Investigation of multiple FDA-approved drugs against influenza infection, including an unusual A/H3N2 strain with reduced susceptibility to neuraminidase inhibitors

Abstract

In 2017, H3N2 epidemic outbreak of seasonal influenza claimed more than 400 lives in Hong Kong. Despite the unusually high mortality rate, Asn121Lys, Thr135Lys, and Ser144Lys mutations were only discovered in hemagglutinin (HA) so far, and the efficacy of vaccine was low, which could not convincingly explain why this influenza season was much more severe than that of the previous year. In this thesis, we aim to find out why the 2017 influenza season was so severe. We also tried to find a new treatment regimen for influenza infection.

In the first study (Chapter 3), we discovered that the A/Hong Kong/3391/2017 (H3N2, 3391/2017) showed a reduction in neuraminidase inhibitors (NAIs) susceptibility when compared with the 2014 strain [A/Hong Kong/485197/2014 (H3N2, 485197/2014)] in plaque reduction assay (PRA). Further analysis revealed changes in HA1 and HA2 in the 2017 strain that might have caused the low anti-viral susceptibility. In contrast to the 485197/2014, the interaction between the HA1 of 3391/2017 and its receptor could not be blocked by zanamivir. Furthermore, the HA2 of 3391/2017 had exhibited higher hemolytic activity than 485197/2014. These two changes prompted 3391/2017 to transmit faster than 485197/2014 in Madin-Darby Canine Kidney (MDCK) cells after blocking NA activity. Besides, the 3391/2017 showed more acid stability than 485197/2014.

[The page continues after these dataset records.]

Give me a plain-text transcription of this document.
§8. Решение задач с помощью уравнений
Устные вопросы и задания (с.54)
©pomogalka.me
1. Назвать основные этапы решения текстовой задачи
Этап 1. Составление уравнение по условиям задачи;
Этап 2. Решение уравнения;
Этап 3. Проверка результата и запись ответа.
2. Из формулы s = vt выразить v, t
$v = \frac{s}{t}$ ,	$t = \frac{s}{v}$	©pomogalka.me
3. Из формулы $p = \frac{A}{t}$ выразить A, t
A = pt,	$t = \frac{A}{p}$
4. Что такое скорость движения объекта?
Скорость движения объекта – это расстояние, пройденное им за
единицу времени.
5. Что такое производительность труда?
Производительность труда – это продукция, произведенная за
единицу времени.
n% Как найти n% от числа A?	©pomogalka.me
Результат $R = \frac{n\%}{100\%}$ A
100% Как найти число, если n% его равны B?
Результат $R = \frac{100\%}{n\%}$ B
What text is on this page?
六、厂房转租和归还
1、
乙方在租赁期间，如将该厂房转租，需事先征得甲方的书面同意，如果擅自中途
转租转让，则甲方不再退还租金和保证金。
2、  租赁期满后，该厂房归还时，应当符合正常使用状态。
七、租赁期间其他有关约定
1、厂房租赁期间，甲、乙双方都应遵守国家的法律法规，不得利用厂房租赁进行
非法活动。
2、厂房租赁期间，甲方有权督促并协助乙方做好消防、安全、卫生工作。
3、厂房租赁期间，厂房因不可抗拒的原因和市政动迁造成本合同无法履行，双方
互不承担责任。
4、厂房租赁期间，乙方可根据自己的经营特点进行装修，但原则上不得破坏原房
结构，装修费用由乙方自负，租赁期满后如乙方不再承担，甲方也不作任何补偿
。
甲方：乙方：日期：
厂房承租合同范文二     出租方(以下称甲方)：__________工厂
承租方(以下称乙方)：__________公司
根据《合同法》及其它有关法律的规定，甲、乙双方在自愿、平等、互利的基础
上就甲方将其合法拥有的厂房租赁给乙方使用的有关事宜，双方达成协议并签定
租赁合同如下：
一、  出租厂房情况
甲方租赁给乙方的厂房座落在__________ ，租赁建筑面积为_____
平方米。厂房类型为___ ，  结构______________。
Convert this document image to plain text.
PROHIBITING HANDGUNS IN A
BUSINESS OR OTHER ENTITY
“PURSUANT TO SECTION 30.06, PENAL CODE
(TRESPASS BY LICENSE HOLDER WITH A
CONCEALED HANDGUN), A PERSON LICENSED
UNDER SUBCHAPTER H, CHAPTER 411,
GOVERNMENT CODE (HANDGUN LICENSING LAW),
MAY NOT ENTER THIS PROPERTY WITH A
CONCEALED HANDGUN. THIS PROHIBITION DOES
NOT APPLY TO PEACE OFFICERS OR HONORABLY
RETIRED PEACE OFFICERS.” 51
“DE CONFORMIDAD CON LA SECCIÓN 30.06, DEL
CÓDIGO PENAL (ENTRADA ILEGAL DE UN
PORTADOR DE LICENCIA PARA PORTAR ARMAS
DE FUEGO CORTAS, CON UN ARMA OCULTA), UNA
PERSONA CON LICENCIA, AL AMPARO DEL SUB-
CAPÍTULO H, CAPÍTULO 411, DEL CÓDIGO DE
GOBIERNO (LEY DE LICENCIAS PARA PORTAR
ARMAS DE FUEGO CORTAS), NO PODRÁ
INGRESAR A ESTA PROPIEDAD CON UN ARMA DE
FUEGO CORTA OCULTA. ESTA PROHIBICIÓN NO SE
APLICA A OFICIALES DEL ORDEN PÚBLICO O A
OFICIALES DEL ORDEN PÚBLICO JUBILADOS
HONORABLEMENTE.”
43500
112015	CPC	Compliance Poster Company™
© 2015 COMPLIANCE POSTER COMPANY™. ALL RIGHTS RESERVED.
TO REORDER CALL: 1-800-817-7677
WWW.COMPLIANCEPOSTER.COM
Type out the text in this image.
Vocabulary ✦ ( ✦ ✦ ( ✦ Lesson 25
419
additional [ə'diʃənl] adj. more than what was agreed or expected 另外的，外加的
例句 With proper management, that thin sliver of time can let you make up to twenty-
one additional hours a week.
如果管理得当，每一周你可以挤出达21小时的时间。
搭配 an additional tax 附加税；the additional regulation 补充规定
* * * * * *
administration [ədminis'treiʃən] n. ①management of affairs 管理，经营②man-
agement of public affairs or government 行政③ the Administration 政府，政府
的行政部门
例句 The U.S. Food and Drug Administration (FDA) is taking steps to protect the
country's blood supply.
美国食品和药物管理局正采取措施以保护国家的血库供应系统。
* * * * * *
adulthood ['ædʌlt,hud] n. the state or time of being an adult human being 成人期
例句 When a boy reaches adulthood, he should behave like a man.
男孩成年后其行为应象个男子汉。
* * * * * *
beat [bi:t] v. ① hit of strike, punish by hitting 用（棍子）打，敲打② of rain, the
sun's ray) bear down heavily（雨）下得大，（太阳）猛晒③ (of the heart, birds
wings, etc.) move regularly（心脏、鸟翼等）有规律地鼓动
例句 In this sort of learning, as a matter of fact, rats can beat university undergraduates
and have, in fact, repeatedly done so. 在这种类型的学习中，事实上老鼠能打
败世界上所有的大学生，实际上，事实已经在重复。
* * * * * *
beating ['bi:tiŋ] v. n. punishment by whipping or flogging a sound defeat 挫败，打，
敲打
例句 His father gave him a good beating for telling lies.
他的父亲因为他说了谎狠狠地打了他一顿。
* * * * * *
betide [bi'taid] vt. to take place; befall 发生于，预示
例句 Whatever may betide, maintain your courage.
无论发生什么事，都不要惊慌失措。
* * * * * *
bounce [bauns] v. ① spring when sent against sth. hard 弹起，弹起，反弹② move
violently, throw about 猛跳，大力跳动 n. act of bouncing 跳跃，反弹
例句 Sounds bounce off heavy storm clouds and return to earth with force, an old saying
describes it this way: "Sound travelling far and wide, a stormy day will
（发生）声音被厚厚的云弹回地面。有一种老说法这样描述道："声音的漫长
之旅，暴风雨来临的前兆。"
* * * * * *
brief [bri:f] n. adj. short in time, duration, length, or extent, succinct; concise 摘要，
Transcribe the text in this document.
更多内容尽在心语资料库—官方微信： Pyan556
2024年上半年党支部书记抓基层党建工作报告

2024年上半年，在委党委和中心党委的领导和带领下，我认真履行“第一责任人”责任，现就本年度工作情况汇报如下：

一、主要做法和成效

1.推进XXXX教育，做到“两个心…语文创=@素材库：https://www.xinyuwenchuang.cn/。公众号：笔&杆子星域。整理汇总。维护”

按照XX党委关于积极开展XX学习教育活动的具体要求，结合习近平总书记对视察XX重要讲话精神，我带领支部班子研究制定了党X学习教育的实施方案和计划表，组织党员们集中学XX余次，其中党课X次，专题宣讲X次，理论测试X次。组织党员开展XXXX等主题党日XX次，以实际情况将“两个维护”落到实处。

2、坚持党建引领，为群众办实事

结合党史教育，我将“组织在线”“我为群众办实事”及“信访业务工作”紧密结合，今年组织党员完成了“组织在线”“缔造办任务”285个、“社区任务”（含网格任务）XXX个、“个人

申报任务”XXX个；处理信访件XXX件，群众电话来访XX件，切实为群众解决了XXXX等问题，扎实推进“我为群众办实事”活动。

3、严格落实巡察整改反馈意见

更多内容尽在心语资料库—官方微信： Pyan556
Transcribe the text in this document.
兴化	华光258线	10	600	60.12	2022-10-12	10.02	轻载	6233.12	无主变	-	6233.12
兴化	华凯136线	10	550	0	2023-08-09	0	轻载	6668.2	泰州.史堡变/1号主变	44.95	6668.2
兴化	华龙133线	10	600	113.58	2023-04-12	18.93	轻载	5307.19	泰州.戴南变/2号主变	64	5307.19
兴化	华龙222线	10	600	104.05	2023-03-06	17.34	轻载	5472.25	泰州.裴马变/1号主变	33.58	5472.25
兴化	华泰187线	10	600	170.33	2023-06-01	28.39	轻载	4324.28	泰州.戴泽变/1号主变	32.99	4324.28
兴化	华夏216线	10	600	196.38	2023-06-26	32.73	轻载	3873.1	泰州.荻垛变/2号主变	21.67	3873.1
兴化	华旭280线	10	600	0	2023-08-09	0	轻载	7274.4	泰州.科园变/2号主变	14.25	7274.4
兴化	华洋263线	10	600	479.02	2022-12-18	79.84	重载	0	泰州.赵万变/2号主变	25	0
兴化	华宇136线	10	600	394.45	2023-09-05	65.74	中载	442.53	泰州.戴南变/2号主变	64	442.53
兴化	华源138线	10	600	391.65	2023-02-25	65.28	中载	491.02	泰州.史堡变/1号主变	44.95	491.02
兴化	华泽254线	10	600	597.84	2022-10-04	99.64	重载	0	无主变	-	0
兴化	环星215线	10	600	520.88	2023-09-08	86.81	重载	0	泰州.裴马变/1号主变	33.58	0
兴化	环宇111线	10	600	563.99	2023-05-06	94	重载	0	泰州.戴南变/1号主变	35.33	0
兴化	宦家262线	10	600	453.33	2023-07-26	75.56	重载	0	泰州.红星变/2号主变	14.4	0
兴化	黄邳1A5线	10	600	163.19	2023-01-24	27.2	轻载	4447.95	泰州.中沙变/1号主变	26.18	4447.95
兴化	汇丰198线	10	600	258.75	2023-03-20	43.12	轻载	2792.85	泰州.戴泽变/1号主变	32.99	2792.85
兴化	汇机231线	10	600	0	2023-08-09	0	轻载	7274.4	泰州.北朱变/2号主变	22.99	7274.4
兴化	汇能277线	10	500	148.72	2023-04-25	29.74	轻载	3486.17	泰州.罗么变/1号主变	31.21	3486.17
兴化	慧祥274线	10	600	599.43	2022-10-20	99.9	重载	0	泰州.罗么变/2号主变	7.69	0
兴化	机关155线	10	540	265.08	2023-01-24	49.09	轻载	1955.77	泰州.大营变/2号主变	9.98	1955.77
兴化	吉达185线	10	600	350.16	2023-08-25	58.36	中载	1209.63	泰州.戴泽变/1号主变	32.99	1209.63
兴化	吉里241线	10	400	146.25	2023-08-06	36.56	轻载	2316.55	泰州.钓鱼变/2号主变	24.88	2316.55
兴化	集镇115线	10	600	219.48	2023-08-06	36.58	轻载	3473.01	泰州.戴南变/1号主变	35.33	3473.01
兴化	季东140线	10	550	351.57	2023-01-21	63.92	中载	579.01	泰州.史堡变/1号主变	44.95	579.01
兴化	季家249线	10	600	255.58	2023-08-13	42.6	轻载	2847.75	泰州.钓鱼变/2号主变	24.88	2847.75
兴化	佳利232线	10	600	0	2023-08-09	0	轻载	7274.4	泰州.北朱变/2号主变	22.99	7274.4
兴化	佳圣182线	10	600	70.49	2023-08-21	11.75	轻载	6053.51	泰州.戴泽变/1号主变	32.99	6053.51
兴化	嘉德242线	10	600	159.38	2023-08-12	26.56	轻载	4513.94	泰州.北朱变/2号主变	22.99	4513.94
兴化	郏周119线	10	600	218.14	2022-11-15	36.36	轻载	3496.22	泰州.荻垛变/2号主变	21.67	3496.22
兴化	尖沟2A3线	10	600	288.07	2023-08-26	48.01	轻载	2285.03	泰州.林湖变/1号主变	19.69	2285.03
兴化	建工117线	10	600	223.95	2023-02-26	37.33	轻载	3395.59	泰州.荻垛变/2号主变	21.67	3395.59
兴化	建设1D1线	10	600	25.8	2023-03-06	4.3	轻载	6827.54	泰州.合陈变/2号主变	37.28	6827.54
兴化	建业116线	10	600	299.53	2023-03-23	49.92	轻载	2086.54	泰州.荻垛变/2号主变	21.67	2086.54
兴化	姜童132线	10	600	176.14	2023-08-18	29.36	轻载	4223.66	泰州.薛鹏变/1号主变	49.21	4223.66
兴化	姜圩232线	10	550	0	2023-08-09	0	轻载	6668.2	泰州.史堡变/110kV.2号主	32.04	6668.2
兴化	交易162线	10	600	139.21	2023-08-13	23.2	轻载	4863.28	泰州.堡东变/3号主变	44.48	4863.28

In the second study (Chapter 4), to resolve the low susceptibility of 3391/2017 to NAIs, we explored the vitamin C (VC) in combination with NAIs in influenza treatment. In vitro, VC enhanced the efficacy of NAIs against 3391/2017 and NAI-sensitive H3N2 strains [485197/2014 and A/Hong Kong/1/1968 mouse-adapted strain(1/1968 Md)]. Moreover, antiviral-sensitive H1N1 [A/Hong Kong/415742/2009 (415742/2009)] and oseltamivir-resistant H1N1 [A/Hong Kong/423432/2009 (423432/2009)], and influenza B virus [B/TW/70555/2005 (70555/05) and B/PHU KEI/J073/2013 (J073/2013)] were more susceptible to VC-NAIs combination than to NAIs monotherapy.

In the third study (Chapter 5), we studied in vivo, the VC-zanamivir combination improved the body weight and survival rate of mice with 70555/05 and 1/1968 Md infection when compared with zanamivir alone (80% versus 20%, 70555/05; 40% versus 10%, 1/1968 Md). Furthermore, the cytokines expression and virus titre in mice were reduced by the combination treatment. Moreover, analyzing the antiviral mechanism of VC revealed that VC could bind and impact the acid stability of HA.

In the fourth study (Chapter 6), besides the combination with VC, NAIs also combined with four drugs [naproxen, chloroquine, clarithromycin, and flufenamic acid (FFA)]. There was synergy between FFA and NAIs against the 415742/2009, and the addition of clarithromycin can further enhance the antiviral effect of FFA-zanamivir combination in vitro.

In the fifth study (Chapter 7), we found a non-NAI treatment regimen (eltanexor and selinexor) which can inhibit the 415742/2009 completely in vitro.

The characteristics of low drug susceptibility and high acid stability in the 2017 strain could further explain the high virulence of the H3N2, 3391/2017 strains which caused a severe influenza outbreak in 2017. Besides that, our findings on the antiviral treatment, especially the VC-NAIs combination, could provide a new method for influenza therapy and prevent the emergence of the NAI-resistant influenza virus.